La croissance a, depuis les années 90, fait irruption en Asie et permis l’accroissement des richesses dans la plupart des pays du continent. Ainsi, si le nombre de personnes vivant sous le seuil d’extrême pauvreté (1,90 dollar par jour et par personne) dans le monde a baissé d’un peu plus d’un milliard, passant de 1,9 milliard en 1981 à 800 millions en 2013, cette diminution est majoritairement due à l’essor économique de la Chine, de l’Inde et des pays du Sud Est Asiatique. Pour autant, il ne faut pas occulter une réalité : il reste de grosses poches de pauvreté dans ces pays et une partie de la population se trouve simplement écartée de toute possibilité de pouvoir s’émanciper de la misère environnante.

Le thé : symbole d’une économie à deux vitesses

Marché du théLe marché mondial du thé se porte bien. La consommation de thé a, par exemple, triplé en France ces 20 dernières années. La France n’est pas un cas isolé car les modes de consommation ont évolué et font de ce produit une véritable tendance. Si les box de thé, les calendriers de l’avent spécial thé ou encore les machines à thé envahissent nos supermarchés et nous poussent à la surconsommation, les populations à l’origine de ce marché ne semblent pas profiter de cet engouement. L’industrie du thé est aujourd’hui l’un des exemples les plus significatifs des progrès sociétaux qu’il reste à accomplir dans ces pays pour permettre aux populations de profiter du boom économique.

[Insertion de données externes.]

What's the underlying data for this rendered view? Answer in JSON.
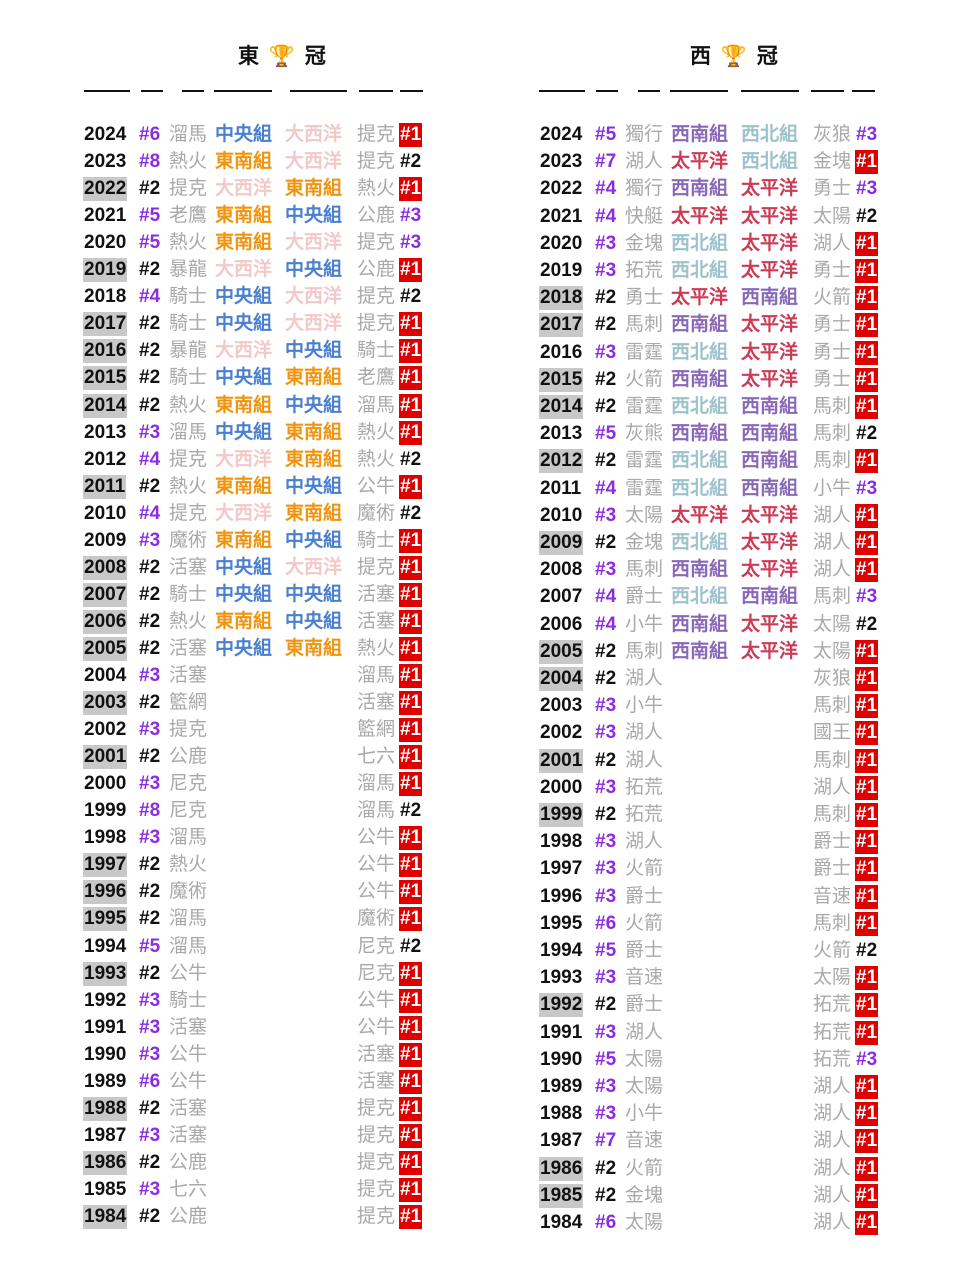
{
  "colors": {
    "中央組": "#4a7fd0",
    "東南組": "#f0940f",
    "大西洋": "#f2c9c9",
    "西南組": "#8a68b8",
    "西北組": "#9cc3cc",
    "太平洋": "#cc3b55",
    "champion_bg": "#e00000",
    "seed_highlight": "#8b2be2",
    "year_highlight": "#c8c8c8"
  },
  "east": {
    "title": "東 🏆 冠",
    "rows": [
      {
        "year": "2024",
        "seed": "#6",
        "team": "溜馬",
        "d1": "中央組",
        "d2": "大西洋",
        "opp": "提克",
        "res": "#1",
        "yh": false
      },
      {
        "year": "2023",
        "seed": "#8",
        "team": "熱火",
        "d1": "東南組",
        "d2": "大西洋",
        "opp": "提克",
        "res": "#2",
        "yh": false
      },
      {
        "year": "2022",
        "seed": "#2",
        "team": "提克",
        "d1": "大西洋",
        "d2": "東南組",
        "opp": "熱火",
        "res": "#1",
        "yh": true
      },
      {
        "year": "2021",
        "seed": "#5",
        "team": "老鷹",
        "d1": "東南組",
        "d2": "中央組",
        "opp": "公鹿",
        "res": "#3",
        "yh": false
      },
      {
        "year": "2020",
        "seed": "#5",
        "team": "熱火",
        "d1": "東南組",
        "d2": "大西洋",
        "opp": "提克",
        "res": "#3",
        "yh": false
      },
      {
        "year": "2019",
        "seed": "#2",
        "team": "暴龍",
        "d1": "大西洋",
        "d2": "中央組",
        "opp": "公鹿",
        "res": "#1",
        "yh": true
      },
      {
        "year": "2018",
        "seed": "#4",
        "team": "騎士",
        "d1": "中央組",
        "d2": "大西洋",
        "opp": "提克",
        "res": "#2",
        "yh": false
      },
      {
        "year": "2017",
        "seed": "#2",
        "team": "騎士",
        "d1": "中央組",
        "d2": "大西洋",
        "opp": "提克",
        "res": "#1",
        "yh": true
      },
      {
        "year": "2016",
        "seed": "#2",
        "team": "暴龍",
        "d1": "大西洋",
        "d2": "中央組",
        "opp": "騎士",
        "res": "#1",
        "yh": true
      },
      {
        "year": "2015",
        "seed": "#2",
        "team": "騎士",
        "d1": "中央組",
        "d2": "東南組",
        "opp": "老鷹",
        "res": "#1",
        "yh": true
      },
      {
        "year": "2014",
        "seed": "#2",
        "team": "熱火",
        "d1": "東南組",
        "d2": "中央組",
        "opp": "溜馬",
        "res": "#1",
        "yh": true
      },
      {
        "year": "2013",
        "seed": "#3",
        "team": "溜馬",
        "d1": "中央組",
        "d2": "東南組",
        "opp": "熱火",
        "res": "#1",
        "yh": false
      },
      {
        "year": "2012",
        "seed": "#4",
        "team": "提克",
        "d1": "大西洋",
        "d2": "東南組",
        "opp": "熱火",
        "res": "#2",
        "yh": false
      },
      {
        "year": "2011",
        "seed": "#2",
        "team": "熱火",
        "d1": "東南組",
        "d2": "中央組",
        "opp": "公牛",
        "res": "#1",
        "yh": true
      },
      {
        "year": "2010",
        "seed": "#4",
        "team": "提克",
        "d1": "大西洋",
        "d2": "東南組",
        "opp": "魔術",
        "res": "#2",
        "yh": false
      },
      {
        "year": "2009",
        "seed": "#3",
        "team": "魔術",
        "d1": "東南組",
        "d2": "中央組",
        "opp": "騎士",
        "res": "#1",
        "yh": false
      },
      {
        "year": "2008",
        "seed": "#2",
        "team": "活塞",
        "d1": "中央組",
        "d2": "大西洋",
        "opp": "提克",
        "res": "#1",
        "yh": true
      },
      {
        "year": "2007",
        "seed": "#2",
        "team": "騎士",
        "d1": "中央組",
        "d2": "中央組",
        "opp": "活塞",
        "res": "#1",
        "yh": true
      },
      {
        "year": "2006",
        "seed": "#2",
        "team": "熱火",
        "d1": "東南組",
        "d2": "中央組",
        "opp": "活塞",
        "res": "#1",
        "yh": true
      },
      {
        "year": "2005",
        "seed": "#2",
        "team": "活塞",
        "d1": "中央組",
        "d2": "東南組",
        "opp": "熱火",
        "res": "#1",
        "yh": true
      },
      {
        "year": "2004",
        "seed": "#3",
        "team": "活塞",
        "d1": "",
        "d2": "",
        "opp": "溜馬",
        "res": "#1",
        "yh": false
      },
      {
        "year": "2003",
        "seed": "#2",
        "team": "籃網",
        "d1": "",
        "d2": "",
        "opp": "活塞",
        "res": "#1",
        "yh": true
      },
      {
        "year": "2002",
        "seed": "#3",
        "team": "提克",
        "d1": "",
        "d2": "",
        "opp": "籃網",
        "res": "#1",
        "yh": false
      },
      {
        "year": "2001",
        "seed": "#2",
        "team": "公鹿",
        "d1": "",
        "d2": "",
        "opp": "七六",
        "res": "#1",
        "yh": true
      },
      {
        "year": "2000",
        "seed": "#3",
        "team": "尼克",
        "d1": "",
        "d2": "",
        "opp": "溜馬",
        "res": "#1",
        "yh": false
      },
      {
        "year": "1999",
        "seed": "#8",
        "team": "尼克",
        "d1": "",
        "d2": "",
        "opp": "溜馬",
        "res": "#2",
        "yh": false
      },
      {
        "year": "1998",
        "seed": "#3",
        "team": "溜馬",
        "d1": "",
        "d2": "",
        "opp": "公牛",
        "res": "#1",
        "yh": false
      },
      {
        "year": "1997",
        "seed": "#2",
        "team": "熱火",
        "d1": "",
        "d2": "",
        "opp": "公牛",
        "res": "#1",
        "yh": true
      },
      {
        "year": "1996",
        "seed": "#2",
        "team": "魔術",
        "d1": "",
        "d2": "",
        "opp": "公牛",
        "res": "#1",
        "yh": true
      },
      {
        "year": "1995",
        "seed": "#2",
        "team": "溜馬",
        "d1": "",
        "d2": "",
        "opp": "魔術",
        "res": "#1",
        "yh": true
      },
      {
        "year": "1994",
        "seed": "#5",
        "team": "溜馬",
        "d1": "",
        "d2": "",
        "opp": "尼克",
        "res": "#2",
        "yh": false
      },
      {
        "year": "1993",
        "seed": "#2",
        "team": "公牛",
        "d1": "",
        "d2": "",
        "opp": "尼克",
        "res": "#1",
        "yh": true
      },
      {
        "year": "1992",
        "seed": "#3",
        "team": "騎士",
        "d1": "",
        "d2": "",
        "opp": "公牛",
        "res": "#1",
        "yh": false
      },
      {
        "year": "1991",
        "seed": "#3",
        "team": "活塞",
        "d1": "",
        "d2": "",
        "opp": "公牛",
        "res": "#1",
        "yh": false
      },
      {
        "year": "1990",
        "seed": "#3",
        "team": "公牛",
        "d1": "",
        "d2": "",
        "opp": "活塞",
        "res": "#1",
        "yh": false
      },
      {
        "year": "1989",
        "seed": "#6",
        "team": "公牛",
        "d1": "",
        "d2": "",
        "opp": "活塞",
        "res": "#1",
        "yh": false
      },
      {
        "year": "1988",
        "seed": "#2",
        "team": "活塞",
        "d1": "",
        "d2": "",
        "opp": "提克",
        "res": "#1",
        "yh": true
      },
      {
        "year": "1987",
        "seed": "#3",
        "team": "活塞",
        "d1": "",
        "d2": "",
        "opp": "提克",
        "res": "#1",
        "yh": false
      },
      {
        "year": "1986",
        "seed": "#2",
        "team": "公鹿",
        "d1": "",
        "d2": "",
        "opp": "提克",
        "res": "#1",
        "yh": true
      },
      {
        "year": "1985",
        "seed": "#3",
        "team": "七六",
        "d1": "",
        "d2": "",
        "opp": "提克",
        "res": "#1",
        "yh": false
      },
      {
        "year": "1984",
        "seed": "#2",
        "team": "公鹿",
        "d1": "",
        "d2": "",
        "opp": "提克",
        "res": "#1",
        "yh": true
      }
    ]
  },
  "west": {
    "title": "西 🏆 冠",
    "rows": [
      {
        "year": "2024",
        "seed": "#5",
        "team": "獨行",
        "d1": "西南組",
        "d2": "西北組",
        "opp": "灰狼",
        "res": "#3",
        "yh": false
      },
      {
        "year": "2023",
        "seed": "#7",
        "team": "湖人",
        "d1": "太平洋",
        "d2": "西北組",
        "opp": "金塊",
        "res": "#1",
        "yh": false
      },
      {
        "year": "2022",
        "seed": "#4",
        "team": "獨行",
        "d1": "西南組",
        "d2": "太平洋",
        "opp": "勇士",
        "res": "#3",
        "yh": false
      },
      {
        "year": "2021",
        "seed": "#4",
        "team": "快艇",
        "d1": "太平洋",
        "d2": "太平洋",
        "opp": "太陽",
        "res": "#2",
        "yh": false
      },
      {
        "year": "2020",
        "seed": "#3",
        "team": "金塊",
        "d1": "西北組",
        "d2": "太平洋",
        "opp": "湖人",
        "res": "#1",
        "yh": false
      },
      {
        "year": "2019",
        "seed": "#3",
        "team": "拓荒",
        "d1": "西北組",
        "d2": "太平洋",
        "opp": "勇士",
        "res": "#1",
        "yh": false
      },
      {
        "year": "2018",
        "seed": "#2",
        "team": "勇士",
        "d1": "太平洋",
        "d2": "西南組",
        "opp": "火箭",
        "res": "#1",
        "yh": true
      },
      {
        "year": "2017",
        "seed": "#2",
        "team": "馬刺",
        "d1": "西南組",
        "d2": "太平洋",
        "opp": "勇士",
        "res": "#1",
        "yh": true
      },
      {
        "year": "2016",
        "seed": "#3",
        "team": "雷霆",
        "d1": "西北組",
        "d2": "太平洋",
        "opp": "勇士",
        "res": "#1",
        "yh": false
      },
      {
        "year": "2015",
        "seed": "#2",
        "team": "火箭",
        "d1": "西南組",
        "d2": "太平洋",
        "opp": "勇士",
        "res": "#1",
        "yh": true
      },
      {
        "year": "2014",
        "seed": "#2",
        "team": "雷霆",
        "d1": "西北組",
        "d2": "西南組",
        "opp": "馬刺",
        "res": "#1",
        "yh": true
      },
      {
        "year": "2013",
        "seed": "#5",
        "team": "灰熊",
        "d1": "西南組",
        "d2": "西南組",
        "opp": "馬刺",
        "res": "#2",
        "yh": false
      },
      {
        "year": "2012",
        "seed": "#2",
        "team": "雷霆",
        "d1": "西北組",
        "d2": "西南組",
        "opp": "馬刺",
        "res": "#1",
        "yh": true
      },
      {
        "year": "2011",
        "seed": "#4",
        "team": "雷霆",
        "d1": "西北組",
        "d2": "西南組",
        "opp": "小牛",
        "res": "#3",
        "yh": false
      },
      {
        "year": "2010",
        "seed": "#3",
        "team": "太陽",
        "d1": "太平洋",
        "d2": "太平洋",
        "opp": "湖人",
        "res": "#1",
        "yh": false
      },
      {
        "year": "2009",
        "seed": "#2",
        "team": "金塊",
        "d1": "西北組",
        "d2": "太平洋",
        "opp": "湖人",
        "res": "#1",
        "yh": true
      },
      {
        "year": "2008",
        "seed": "#3",
        "team": "馬刺",
        "d1": "西南組",
        "d2": "太平洋",
        "opp": "湖人",
        "res": "#1",
        "yh": false
      },
      {
        "year": "2007",
        "seed": "#4",
        "team": "爵士",
        "d1": "西北組",
        "d2": "西南組",
        "opp": "馬刺",
        "res": "#3",
        "yh": false
      },
      {
        "year": "2006",
        "seed": "#4",
        "team": "小牛",
        "d1": "西南組",
        "d2": "太平洋",
        "opp": "太陽",
        "res": "#2",
        "yh": false
      },
      {
        "year": "2005",
        "seed": "#2",
        "team": "馬刺",
        "d1": "西南組",
        "d2": "太平洋",
        "opp": "太陽",
        "res": "#1",
        "yh": true
      },
      {
        "year": "2004",
        "seed": "#2",
        "team": "湖人",
        "d1": "",
        "d2": "",
        "opp": "灰狼",
        "res": "#1",
        "yh": true
      },
      {
        "year": "2003",
        "seed": "#3",
        "team": "小牛",
        "d1": "",
        "d2": "",
        "opp": "馬刺",
        "res": "#1",
        "yh": false
      },
      {
        "year": "2002",
        "seed": "#3",
        "team": "湖人",
        "d1": "",
        "d2": "",
        "opp": "國王",
        "res": "#1",
        "yh": false
      },
      {
        "year": "2001",
        "seed": "#2",
        "team": "湖人",
        "d1": "",
        "d2": "",
        "opp": "馬刺",
        "res": "#1",
        "yh": true
      },
      {
        "year": "2000",
        "seed": "#3",
        "team": "拓荒",
        "d1": "",
        "d2": "",
        "opp": "湖人",
        "res": "#1",
        "yh": false
      },
      {
        "year": "1999",
        "seed": "#2",
        "team": "拓荒",
        "d1": "",
        "d2": "",
        "opp": "馬刺",
        "res": "#1",
        "yh": true
      },
      {
        "year": "1998",
        "seed": "#3",
        "team": "湖人",
        "d1": "",
        "d2": "",
        "opp": "爵士",
        "res": "#1",
        "yh": false
      },
      {
        "year": "1997",
        "seed": "#3",
        "team": "火箭",
        "d1": "",
        "d2": "",
        "opp": "爵士",
        "res": "#1",
        "yh": false
      },
      {
        "year": "1996",
        "seed": "#3",
        "team": "爵士",
        "d1": "",
        "d2": "",
        "opp": "音速",
        "res": "#1",
        "yh": false
      },
      {
        "year": "1995",
        "seed": "#6",
        "team": "火箭",
        "d1": "",
        "d2": "",
        "opp": "馬刺",
        "res": "#1",
        "yh": false
      },
      {
        "year": "1994",
        "seed": "#5",
        "team": "爵士",
        "d1": "",
        "d2": "",
        "opp": "火箭",
        "res": "#2",
        "yh": false
      },
      {
        "year": "1993",
        "seed": "#3",
        "team": "音速",
        "d1": "",
        "d2": "",
        "opp": "太陽",
        "res": "#1",
        "yh": false
      },
      {
        "year": "1992",
        "seed": "#2",
        "team": "爵士",
        "d1": "",
        "d2": "",
        "opp": "拓荒",
        "res": "#1",
        "yh": true
      },
      {
        "year": "1991",
        "seed": "#3",
        "team": "湖人",
        "d1": "",
        "d2": "",
        "opp": "拓荒",
        "res": "#1",
        "yh": false
      },
      {
        "year": "1990",
        "seed": "#5",
        "team": "太陽",
        "d1": "",
        "d2": "",
        "opp": "拓荒",
        "res": "#3",
        "yh": false
      },
      {
        "year": "1989",
        "seed": "#3",
        "team": "太陽",
        "d1": "",
        "d2": "",
        "opp": "湖人",
        "res": "#1",
        "yh": false
      },
      {
        "year": "1988",
        "seed": "#3",
        "team": "小牛",
        "d1": "",
        "d2": "",
        "opp": "湖人",
        "res": "#1",
        "yh": false
      },
      {
        "year": "1987",
        "seed": "#7",
        "team": "音速",
        "d1": "",
        "d2": "",
        "opp": "湖人",
        "res": "#1",
        "yh": false
      },
      {
        "year": "1986",
        "seed": "#2",
        "team": "火箭",
        "d1": "",
        "d2": "",
        "opp": "湖人",
        "res": "#1",
        "yh": true
      },
      {
        "year": "1985",
        "seed": "#2",
        "team": "金塊",
        "d1": "",
        "d2": "",
        "opp": "湖人",
        "res": "#1",
        "yh": true
      },
      {
        "year": "1984",
        "seed": "#6",
        "team": "太陽",
        "d1": "",
        "d2": "",
        "opp": "湖人",
        "res": "#1",
        "yh": false
      }
    ]
  }
}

Le Sri Lanka : la pauvreté chronique des cueilleuses de thé

L’exemple du Sri Lanka est parlant. Le pays est le troisième exportateur de thé en 2017 et le salaire moyen des cueilleuses se situe encore entre 2 et 3 dollars par jour. Cette rémunération est donc très légèrement au dessus du seuil d’extrême pauvreté pour un travail éreintant. La cueillette du thé, c’est arpenter les pentes des collines où se situent les champs, de 7h à 18h avec un sac sur le dos qui peut dépasser les 20 kilos. Tout cela pour un salaire ne dépassant pas la moitié du prix d’un thé ou d’un café acheté rapidement dans un starbucks français. Si les sociétés et leur niveau de vie sont difficilement comparables il est intéressant de se pencher sur le quotidien de ces cueilleuses pour comprendre la difficulté d’une vie rompue à l’idée de devoir seulement travailler pour survivre. L’expansion du capitalisme et du mondialisme est à ce prix : tirer parti des inégalités et les utiliser non pas pour rétablir l’équilibre et soutenir les plus faible mais pour alimenter la machine à profits. Cependant, même dans une situation d’exploitation de la main d’oeuvre, les bas salaires peuvent même apparaître comme une nécessité pour cette frange de la population. Une menace encore plus grande semble grandir à mesure que leur salaire pourrait augmenter : la mécanisation systématique. Ainsi, les cueilleuses sont coincées : si leur salaire augmente trop, elles perdront leur travail, elles se doivent donc de supporter cette situation dramatique pour ne pas perdre leur source de revenus.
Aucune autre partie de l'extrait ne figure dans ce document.